Customer-led Approach

Front-end: Front-end Platform | Backend: Headless CMS & Commerce System
Diagram depicting a front-end platform with the backend as headless CMS and commerce systems

As we saw above, custom building the front-end in-house introduces long-term risk and scalability challenges. The customer-led approach to headless uses a front-end platform as the presentation layer to eliminate these concerns.

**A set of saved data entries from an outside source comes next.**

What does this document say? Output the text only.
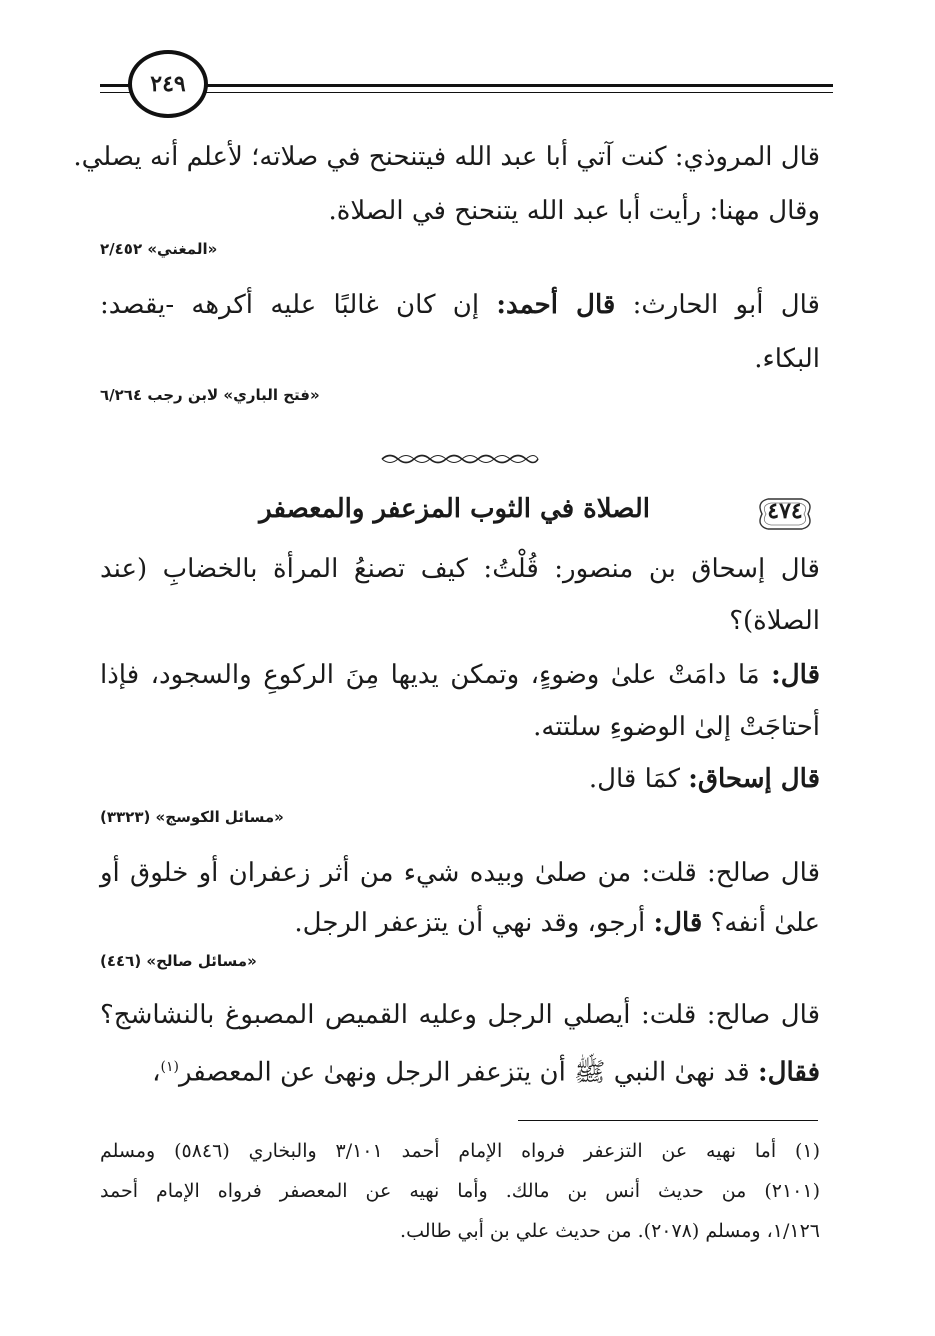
٢٤٩
قال المروذي: كنت آتي أبا عبد الله فيتنحنح في صلاته؛ لأعلم أنه يصلي.
وقال مهنا: رأيت أبا عبد الله يتنحنح في الصلاة.
«المغني» ٢/٤٥٢
قال أبو الحارث: قال أحمد: إن كان غالبًا عليه أكرهه -يقصد:
البكاء.
«فتح الباري» لابن رجب ٦/٢٦٤
٤٧٤
الصلاة في الثوب المزعفر والمعصفر
قال إسحاق بن منصور: قُلْتُ: كيف تصنعُ المرأة بالخضابِ (عند
الصلاة)؟
قال: مَا دامَتْ علىٰ وضوءٍ، وتمكن يديها مِنَ الركوعِ والسجود، فإذا
أحتاجَتْ إلىٰ الوضوءِ سلتته.
قال إسحاق: كمَا قال.
«مسائل الكوسج» (٣٣٢٣)
قال صالح: قلت: من صلىٰ وبيده شيء من أثر زعفران أو خلوق أو
علىٰ أنفه؟ قال: أرجو، وقد نهي أن يتزعفر الرجل.
«مسائل صالح» (٤٤٦)
قال صالح: قلت: أيصلي الرجل وعليه القميص المصبوغ بالنشاشج؟
فقال: قد نهىٰ النبي ﷺ أن يتزعفر الرجل ونهىٰ عن المعصفر$^{(١)}$،
(١) أما نهيه عن التزعفر فرواه الإمام أحمد ٣/١٠١ والبخاري (٥٨٤٦) ومسلم
(٢١٠١) من حديث أنس بن مالك. وأما نهيه عن المعصفر فرواه الإمام أحمد
١/١٢٦، ومسلم (٢٠٧٨). من حديث علي بن أبي طالب.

You still get the freedom to create a completely unique customer experience built on the front-end platform, but the platform handles deployments, monitoring, scaling and security so that you can focus on what differentiates your experience.

Advantages:

  • Teams can offload the stress of hosting, securing, monitoring and scaling the front-end and focus on differentiating the customer experience.
  • The platform auto-scales and optimizes performance no matter the level of traffic or shopper’s location.
  • Front-end changes can be deployed independently of the backend systems providing agility and flexibility for teams to do continuous UX testing to determine what resonates best with customers.
  • Content and commerce can be seamlessly blended throughout the experience without any template or layout restrictions.
  • Built-in integration architecture allows you to easily integrate or change technologies as the industry continues to innovate.
  • Each team gets to work with consistent, streamlined workflows within their respective system: engineers/developers work in the front-end platform, marketing works in the CMS, ecommerce/merchandising works in the commerce system (don’t have to learn 3 different systems).
  • The marketing team can define content and layout as desired in CMS and specify how the content will be displayed across the web, mobile applications (Android, iOS, etc.).
  • The commerce team can optimize offerings via merchandising, pricing, and promotions directly in the commerce system and have it exposed on the front-end via APIs.

Disadvantages:

  • If your business aspirations do not include the need for content-rich experiences, personalization, or creating advanced multi-channel experiences, then a more traditional approach might be a better fit as your architecture should align with your business goals.
  • Need to be ready to level up the digital maturity of your people and processes as the architecture will enable you to work in much faster cycles.